Cutaneous horn (cornu cutaneum) - named so because of its resemblance to animal horn - is a conical, hyperkeratotic, protuberant mass composed of compact keratin caused by increased adhesiveness of the keratinized material. However, the animal horns are composed of superficial hyperkeratotic epidermis and dermis with centrally positioned bone. No such well-formed bone is observed in human horns. Cutaneous horns present as a hard, yellowish brown protrusion, often curved and have circumferential ridges, which are surrounded by either normal-appearing epidermis or an acanthotic collarette. The height of a cutaneous horn is at least half of its diameter at the base. They are usually single, but multiple horns may occur. They most frequently occur in sun-exposed parts and are typically found on the face and scalp, but may also occur on the hands, penis, eyelids, nose, chest, neck and shoulder. Cutaneous horn has been described overlying a wide variety of benign, premalignant and malignant conditions such as seborrheic keratoses, nevus, wart, molluscum contagiosum, rhinosporidiosis, psoriasis, lichen planus, porokeratosis, actinic keratosis, histiocytoma, follicular infundibulum tumor, keratoacanthoma, basal cell carcinoma and squamous cell carcinoma. The horn may vary from a few millimeters to several centimeters (including giant horns) in size, and have flat, nodular or crateriform base. Inflammation may occur due to recurrent injury. However, inflammation, induration and tenderness at the base of the lesion and lesions of larger size favor malignancy. Histologically, a horn consists of greatly thickened stratum corneum, with scattered areas of parakeratosis. The granular layer may be deficient or absent. The horn at the base usually displays the features characteristic of the pathologic process responsible for the development of the horn.

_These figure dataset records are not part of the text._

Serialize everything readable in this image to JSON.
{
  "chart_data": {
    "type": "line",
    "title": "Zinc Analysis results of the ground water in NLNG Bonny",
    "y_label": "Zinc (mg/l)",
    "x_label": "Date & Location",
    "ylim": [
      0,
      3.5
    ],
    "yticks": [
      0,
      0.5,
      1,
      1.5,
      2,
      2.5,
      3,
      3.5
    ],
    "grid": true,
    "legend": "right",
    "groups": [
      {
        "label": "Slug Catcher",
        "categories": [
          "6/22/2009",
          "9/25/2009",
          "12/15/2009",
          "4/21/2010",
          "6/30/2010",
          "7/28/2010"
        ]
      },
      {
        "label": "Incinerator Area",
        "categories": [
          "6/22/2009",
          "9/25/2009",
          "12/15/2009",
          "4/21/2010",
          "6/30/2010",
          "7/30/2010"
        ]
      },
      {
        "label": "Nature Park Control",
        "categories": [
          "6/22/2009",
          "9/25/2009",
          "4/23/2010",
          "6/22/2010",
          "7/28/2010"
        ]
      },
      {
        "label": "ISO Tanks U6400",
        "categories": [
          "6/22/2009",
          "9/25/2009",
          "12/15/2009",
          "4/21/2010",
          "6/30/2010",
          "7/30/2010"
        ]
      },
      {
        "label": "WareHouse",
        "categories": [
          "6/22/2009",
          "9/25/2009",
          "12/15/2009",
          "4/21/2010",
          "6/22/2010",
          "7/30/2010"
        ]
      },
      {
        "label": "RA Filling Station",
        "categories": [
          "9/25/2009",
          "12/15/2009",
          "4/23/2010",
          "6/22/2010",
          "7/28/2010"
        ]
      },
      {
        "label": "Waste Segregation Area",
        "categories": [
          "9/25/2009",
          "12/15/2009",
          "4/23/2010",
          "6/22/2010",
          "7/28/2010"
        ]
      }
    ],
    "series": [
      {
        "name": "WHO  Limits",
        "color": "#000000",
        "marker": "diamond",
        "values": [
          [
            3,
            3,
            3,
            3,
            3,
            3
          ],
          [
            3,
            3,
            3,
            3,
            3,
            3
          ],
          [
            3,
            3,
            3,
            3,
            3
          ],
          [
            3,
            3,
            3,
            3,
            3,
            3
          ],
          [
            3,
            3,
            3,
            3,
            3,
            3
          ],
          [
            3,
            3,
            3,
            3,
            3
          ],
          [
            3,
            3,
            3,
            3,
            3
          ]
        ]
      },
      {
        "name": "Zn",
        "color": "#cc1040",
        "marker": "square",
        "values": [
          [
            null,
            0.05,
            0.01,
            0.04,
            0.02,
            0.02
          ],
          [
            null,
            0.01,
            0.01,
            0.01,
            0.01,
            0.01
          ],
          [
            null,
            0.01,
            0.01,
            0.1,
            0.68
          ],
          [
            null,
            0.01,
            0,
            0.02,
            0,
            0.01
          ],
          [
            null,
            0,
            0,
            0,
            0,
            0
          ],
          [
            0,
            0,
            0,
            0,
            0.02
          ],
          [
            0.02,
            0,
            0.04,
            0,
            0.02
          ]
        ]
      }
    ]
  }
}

A majority of cutaneous horns are associated with benign pathology. Malignancy may be present in 16%-20% of cases, with squamous cell carcinoma being the most common type. However, 33% of penile cutaneous horns may be associated with squamous cell carcinoma. In Mencia-Gutierrez et al′s retrospective analysis of 48 cutaneous horns, 77.1% of the horns were associated with a benign pathology, 14.6% with a premalignant and 8.3% with a malignant lesion. Seborrheic keratosis was the most common among the benign lesions, actinic keratosis among the premalignant lesions and basal cell carcinoma and squamous cell carcinoma among the malignant lesions. Because they are suggestive of underlying anaplasia, biopsy examination is warranted. The crab-like cutaneous horn in our case was unique in its appearance.